Stefan Loristan's grave eyes melted. "Say 'Marco," he said to the aide-de-camp. "You were his army—and more—when we both needed one. It was you who invented the Game!"
"Thanks, Your Majesty," said The Rat, reddening scarlet. "You do me great honor! But he would never let me wait on him when we were traveling. He said we were nothing but two boys. I suppose that's why it's hard to remember, at first. But my mind went on working until sometimes I was afraid I might let something out at the wrong time. When we went down into the cavern, and I saw the Forgers of the Sword go wild over him—I KNEW it must be true. But I didn't dare to speak. I knew you meant us to wait; so I waited."
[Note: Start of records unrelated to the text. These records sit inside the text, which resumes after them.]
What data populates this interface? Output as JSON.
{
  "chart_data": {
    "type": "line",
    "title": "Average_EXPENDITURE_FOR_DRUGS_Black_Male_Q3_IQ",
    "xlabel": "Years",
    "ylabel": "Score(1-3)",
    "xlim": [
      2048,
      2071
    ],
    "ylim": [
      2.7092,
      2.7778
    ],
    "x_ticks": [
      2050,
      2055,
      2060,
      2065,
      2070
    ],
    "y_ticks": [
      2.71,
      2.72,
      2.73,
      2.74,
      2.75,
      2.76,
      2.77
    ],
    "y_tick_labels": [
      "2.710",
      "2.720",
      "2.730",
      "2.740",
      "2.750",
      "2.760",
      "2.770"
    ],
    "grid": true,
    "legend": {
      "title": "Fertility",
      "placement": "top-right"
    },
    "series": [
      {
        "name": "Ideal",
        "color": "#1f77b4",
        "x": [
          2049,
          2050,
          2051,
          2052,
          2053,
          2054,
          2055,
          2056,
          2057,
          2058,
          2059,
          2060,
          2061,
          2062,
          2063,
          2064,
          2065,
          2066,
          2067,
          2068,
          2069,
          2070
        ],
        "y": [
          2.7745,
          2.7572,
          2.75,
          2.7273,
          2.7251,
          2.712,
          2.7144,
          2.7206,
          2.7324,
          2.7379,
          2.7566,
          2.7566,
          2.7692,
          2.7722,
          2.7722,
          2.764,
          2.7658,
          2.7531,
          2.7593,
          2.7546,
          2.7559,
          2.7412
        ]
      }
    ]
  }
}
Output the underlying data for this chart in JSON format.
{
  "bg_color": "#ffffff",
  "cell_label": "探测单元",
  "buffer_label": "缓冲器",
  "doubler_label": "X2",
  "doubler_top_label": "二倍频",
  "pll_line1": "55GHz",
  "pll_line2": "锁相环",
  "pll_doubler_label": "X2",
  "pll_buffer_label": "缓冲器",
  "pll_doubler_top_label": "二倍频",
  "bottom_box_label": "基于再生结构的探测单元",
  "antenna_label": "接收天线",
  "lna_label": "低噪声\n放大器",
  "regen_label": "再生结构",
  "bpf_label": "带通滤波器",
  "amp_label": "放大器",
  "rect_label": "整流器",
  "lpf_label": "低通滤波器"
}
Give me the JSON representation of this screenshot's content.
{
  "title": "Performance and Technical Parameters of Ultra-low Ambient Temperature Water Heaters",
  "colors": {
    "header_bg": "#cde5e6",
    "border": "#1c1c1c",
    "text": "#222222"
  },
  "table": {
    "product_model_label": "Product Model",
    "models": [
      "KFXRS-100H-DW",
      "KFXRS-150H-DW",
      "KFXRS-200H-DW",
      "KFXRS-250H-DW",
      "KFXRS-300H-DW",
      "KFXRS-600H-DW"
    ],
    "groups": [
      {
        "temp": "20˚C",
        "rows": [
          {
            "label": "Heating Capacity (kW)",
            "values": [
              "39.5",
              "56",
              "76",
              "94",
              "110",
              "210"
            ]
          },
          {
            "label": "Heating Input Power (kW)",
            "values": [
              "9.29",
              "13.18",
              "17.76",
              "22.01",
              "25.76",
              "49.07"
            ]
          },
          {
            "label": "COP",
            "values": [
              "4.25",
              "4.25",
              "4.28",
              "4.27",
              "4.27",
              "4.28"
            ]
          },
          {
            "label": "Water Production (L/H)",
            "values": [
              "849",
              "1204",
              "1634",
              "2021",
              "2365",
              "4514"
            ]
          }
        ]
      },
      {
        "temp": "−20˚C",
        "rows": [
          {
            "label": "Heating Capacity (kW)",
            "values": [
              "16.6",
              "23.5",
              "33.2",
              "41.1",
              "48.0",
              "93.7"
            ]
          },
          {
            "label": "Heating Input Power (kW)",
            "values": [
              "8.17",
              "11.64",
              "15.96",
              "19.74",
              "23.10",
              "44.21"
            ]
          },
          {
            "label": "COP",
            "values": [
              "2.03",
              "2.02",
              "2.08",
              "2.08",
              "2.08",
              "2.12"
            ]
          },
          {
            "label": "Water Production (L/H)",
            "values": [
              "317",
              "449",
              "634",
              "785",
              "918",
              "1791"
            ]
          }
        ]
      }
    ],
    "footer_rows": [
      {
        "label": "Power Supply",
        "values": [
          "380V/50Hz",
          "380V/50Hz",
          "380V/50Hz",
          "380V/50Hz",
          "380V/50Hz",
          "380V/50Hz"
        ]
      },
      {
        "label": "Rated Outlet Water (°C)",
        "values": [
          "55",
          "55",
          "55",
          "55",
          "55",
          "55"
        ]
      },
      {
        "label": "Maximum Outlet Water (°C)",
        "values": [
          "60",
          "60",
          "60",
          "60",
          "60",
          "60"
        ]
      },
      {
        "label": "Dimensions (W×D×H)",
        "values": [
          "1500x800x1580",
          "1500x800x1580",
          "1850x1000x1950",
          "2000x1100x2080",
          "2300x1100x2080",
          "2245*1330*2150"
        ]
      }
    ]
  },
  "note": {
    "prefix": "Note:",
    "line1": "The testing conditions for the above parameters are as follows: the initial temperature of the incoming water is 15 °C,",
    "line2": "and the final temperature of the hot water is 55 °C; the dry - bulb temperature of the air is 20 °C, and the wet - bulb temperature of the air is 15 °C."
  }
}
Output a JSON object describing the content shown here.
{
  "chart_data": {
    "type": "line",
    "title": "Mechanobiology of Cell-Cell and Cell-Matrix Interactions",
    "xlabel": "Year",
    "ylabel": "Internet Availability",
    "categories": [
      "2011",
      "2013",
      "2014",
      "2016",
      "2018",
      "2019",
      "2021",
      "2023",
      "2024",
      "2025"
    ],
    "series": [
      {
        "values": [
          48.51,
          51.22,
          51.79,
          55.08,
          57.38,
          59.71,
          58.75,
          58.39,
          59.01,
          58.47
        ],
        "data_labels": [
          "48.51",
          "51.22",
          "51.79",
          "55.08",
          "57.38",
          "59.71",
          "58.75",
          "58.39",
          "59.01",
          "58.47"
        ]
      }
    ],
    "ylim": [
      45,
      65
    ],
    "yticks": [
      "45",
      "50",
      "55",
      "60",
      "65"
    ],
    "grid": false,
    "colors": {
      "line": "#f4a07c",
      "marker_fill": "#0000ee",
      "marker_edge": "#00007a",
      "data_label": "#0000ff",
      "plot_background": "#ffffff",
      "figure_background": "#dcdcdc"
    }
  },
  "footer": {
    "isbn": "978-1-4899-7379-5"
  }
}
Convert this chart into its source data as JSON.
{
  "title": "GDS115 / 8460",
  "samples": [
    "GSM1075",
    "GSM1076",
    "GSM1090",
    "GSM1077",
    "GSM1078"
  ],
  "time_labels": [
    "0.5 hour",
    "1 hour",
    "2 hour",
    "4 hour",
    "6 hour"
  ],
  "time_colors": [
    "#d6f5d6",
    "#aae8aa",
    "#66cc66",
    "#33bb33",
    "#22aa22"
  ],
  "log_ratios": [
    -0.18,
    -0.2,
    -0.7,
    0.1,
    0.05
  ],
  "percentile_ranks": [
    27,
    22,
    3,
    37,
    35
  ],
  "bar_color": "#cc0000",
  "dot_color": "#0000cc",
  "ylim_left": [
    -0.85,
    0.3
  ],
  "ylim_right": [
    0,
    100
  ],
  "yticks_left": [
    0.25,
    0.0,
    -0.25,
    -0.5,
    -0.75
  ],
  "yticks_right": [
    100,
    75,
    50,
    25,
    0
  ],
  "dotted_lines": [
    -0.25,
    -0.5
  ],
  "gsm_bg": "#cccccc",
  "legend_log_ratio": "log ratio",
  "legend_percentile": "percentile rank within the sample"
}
"You are a faithful friend," said the King, "and you have always obeyed orders!"
A great moon was sailing in the sky that night—just such a moon as had sailed among the torn rifts of storm clouds when the Prince at Vienna had come out upon the balcony and the boyish voice had startled him from the darkness of the garden below. The clearer light of this night's splendor drew them out on a balcony also—a broad balcony of white marble which looked like snow. The pure radiance fell upon all they saw spread before them—the lovely but half-ruined city, the great palace square with its broken statues and arches.
They stood and looked at it. There was a stillness in which all the world might have ceased breathing.
"What next?" said Prince Ivor, at last speaking quietly and low. "What next, Father?"
"Great things which will come, one by one," said the King, "if we hold ourselves ready."